Starter kits developed by entrepreneurs such as Orkan Telhan are bringing industry tools to the masses in a way that may change the way we interact with nature forever. At least in the USA. Strict governmental regulations are looking to make this a little less of a run-of-the-mill affair in the EU.
Another aspect of the sciences addressed by multiple speakers is the rise of a movement that's advocating for a remodeling of the STEM system. With all kinds of disciplines converging in the industrial markets, it might be time that the traditional educational pillars start including some of the softer aspects of human learning. By introducing art and design into the mix we recognize the importance of human interaction and esthetic value in whatever field we decide to devote our time to.
Some prominent voices in the area of robotics put forward the notion of introducing the letter R into the mix as well. Which, although charming, seems a bit of a stretch.
While still in early days, all aspects of the ways we make, buy, use and dispose of our clothing are being looked at. Innovations such as haptic feedback allow for technology to be completely integrated into the fabric, providing signals to your body while keeping your hands and eyes free to handle other tasks. Taking the idea of integration a step further, computational power has gotten possible at such small scales we're able to embed them directly into the fibers of the fabrics you wear. And with energy being obtained from your bodily movements, bulky accessories will no longer be required.
There's an analogy we can make to Apple's new MacBook that was announced last week. Its core premise is the idea of prioritizing portability over computational power, singleminded in its focus and made available at a premium price. All concepts the upcoming wave of fashion tech will share.
A session that stood out in particular was one by UK's own T H E U N S E E N. An up and coming fashion house that takes scientific advancements and combines them with world class esthetic sensibilities. The recent exposure they've received, including being featured at London's V&A, is completely deserved.

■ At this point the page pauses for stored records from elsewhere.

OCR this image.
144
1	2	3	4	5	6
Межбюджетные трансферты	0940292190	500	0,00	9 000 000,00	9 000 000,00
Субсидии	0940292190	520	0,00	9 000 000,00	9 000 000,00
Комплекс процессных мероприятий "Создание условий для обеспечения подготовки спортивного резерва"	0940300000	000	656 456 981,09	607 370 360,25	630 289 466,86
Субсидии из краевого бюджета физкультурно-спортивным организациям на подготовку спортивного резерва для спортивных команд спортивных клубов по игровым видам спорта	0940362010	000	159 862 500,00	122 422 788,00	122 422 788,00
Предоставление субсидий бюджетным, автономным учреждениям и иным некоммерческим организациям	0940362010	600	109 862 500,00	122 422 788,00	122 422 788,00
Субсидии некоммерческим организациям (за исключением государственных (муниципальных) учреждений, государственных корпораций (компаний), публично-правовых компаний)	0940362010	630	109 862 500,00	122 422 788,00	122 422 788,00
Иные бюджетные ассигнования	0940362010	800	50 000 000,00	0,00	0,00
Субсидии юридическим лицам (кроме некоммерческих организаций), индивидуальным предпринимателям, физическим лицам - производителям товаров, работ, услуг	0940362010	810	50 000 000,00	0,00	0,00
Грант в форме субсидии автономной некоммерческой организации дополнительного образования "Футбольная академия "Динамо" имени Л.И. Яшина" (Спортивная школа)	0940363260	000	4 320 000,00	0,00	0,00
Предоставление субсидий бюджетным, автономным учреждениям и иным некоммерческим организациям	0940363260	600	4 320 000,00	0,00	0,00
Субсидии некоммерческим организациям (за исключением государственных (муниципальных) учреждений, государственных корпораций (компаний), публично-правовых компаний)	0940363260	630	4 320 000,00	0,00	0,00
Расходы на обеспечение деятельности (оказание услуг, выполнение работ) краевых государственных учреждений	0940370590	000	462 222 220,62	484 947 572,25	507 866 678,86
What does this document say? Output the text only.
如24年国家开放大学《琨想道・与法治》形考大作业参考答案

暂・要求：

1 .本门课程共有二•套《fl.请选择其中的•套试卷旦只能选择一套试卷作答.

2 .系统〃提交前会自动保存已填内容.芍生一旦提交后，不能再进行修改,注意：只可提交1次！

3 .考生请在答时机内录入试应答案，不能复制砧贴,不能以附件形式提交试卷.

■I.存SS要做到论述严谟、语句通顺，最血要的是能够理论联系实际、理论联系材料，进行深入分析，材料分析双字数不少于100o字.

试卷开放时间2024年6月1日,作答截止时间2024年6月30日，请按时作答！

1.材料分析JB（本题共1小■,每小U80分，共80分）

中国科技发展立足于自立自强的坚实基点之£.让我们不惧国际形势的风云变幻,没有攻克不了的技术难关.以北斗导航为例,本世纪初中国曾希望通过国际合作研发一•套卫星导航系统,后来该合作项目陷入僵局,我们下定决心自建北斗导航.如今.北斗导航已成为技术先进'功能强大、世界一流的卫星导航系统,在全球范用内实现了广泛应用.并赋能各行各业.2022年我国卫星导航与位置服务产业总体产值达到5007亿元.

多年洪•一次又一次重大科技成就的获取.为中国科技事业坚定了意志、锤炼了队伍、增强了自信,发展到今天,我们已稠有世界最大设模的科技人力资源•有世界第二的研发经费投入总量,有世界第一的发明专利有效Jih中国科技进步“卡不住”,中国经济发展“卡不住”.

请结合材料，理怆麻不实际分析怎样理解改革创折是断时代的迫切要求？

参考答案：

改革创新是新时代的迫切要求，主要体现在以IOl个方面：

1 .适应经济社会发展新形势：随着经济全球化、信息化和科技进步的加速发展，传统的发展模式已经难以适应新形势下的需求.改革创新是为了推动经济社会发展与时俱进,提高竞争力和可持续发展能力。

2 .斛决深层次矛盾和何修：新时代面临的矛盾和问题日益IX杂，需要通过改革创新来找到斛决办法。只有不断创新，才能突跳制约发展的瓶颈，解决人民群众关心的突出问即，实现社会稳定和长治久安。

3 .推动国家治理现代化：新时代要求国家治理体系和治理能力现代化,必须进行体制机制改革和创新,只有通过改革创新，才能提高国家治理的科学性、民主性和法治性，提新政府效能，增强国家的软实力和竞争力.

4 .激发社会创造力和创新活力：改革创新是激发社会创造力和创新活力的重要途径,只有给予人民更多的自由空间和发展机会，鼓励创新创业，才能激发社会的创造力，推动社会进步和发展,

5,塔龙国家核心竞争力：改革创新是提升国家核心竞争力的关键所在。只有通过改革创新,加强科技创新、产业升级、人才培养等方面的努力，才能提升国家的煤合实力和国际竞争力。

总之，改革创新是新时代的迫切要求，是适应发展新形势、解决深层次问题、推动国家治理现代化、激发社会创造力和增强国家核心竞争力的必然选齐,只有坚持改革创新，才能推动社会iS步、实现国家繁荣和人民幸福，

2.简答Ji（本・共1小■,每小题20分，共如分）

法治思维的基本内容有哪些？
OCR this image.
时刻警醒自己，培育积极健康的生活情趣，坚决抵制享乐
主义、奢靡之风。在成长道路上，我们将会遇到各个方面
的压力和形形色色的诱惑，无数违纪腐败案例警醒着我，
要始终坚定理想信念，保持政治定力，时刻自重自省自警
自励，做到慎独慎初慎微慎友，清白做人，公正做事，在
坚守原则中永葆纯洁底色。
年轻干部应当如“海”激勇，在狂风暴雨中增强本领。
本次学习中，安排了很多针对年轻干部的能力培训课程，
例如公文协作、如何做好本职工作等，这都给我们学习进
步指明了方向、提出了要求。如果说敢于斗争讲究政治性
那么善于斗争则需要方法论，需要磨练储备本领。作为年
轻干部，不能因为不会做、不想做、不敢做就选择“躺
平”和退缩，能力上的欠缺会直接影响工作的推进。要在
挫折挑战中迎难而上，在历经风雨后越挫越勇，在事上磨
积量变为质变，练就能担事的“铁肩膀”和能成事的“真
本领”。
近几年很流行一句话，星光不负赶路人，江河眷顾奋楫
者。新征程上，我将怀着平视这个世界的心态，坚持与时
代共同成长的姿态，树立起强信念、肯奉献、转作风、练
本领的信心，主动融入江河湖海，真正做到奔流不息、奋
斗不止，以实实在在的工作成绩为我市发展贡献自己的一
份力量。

Besides taking the audience through the hardships and highlights of producing Toy Story 20 years ago, Pixar decided to bring in actual props used during the film's production. Including a pre-Woody doll used to do positioning, lighting, and motion tests. The wool and fabric easily outperforming the computer hardware available at the time. Fascinating stuff.
Interested in a lite taste of what the Films part of South By would have on offer, I popped in on the post-production panel for last year's critical darling Boyhood. Wow! The room was packed! With all the interactive gadgetry going around you'd almost forget classic storytelling is a true cornerstone of our culture.
If I had to guess I'd say one of the questions that'll be answered next year is if the up and coming Virtual Reality revolution will make good on its promises, and deliver storytelling in ways never experienced before.
Wrapping up you could feel a sense of relief coming from the panels. Glad to be done, yet with a tinge of sadness about the experience coming to an end.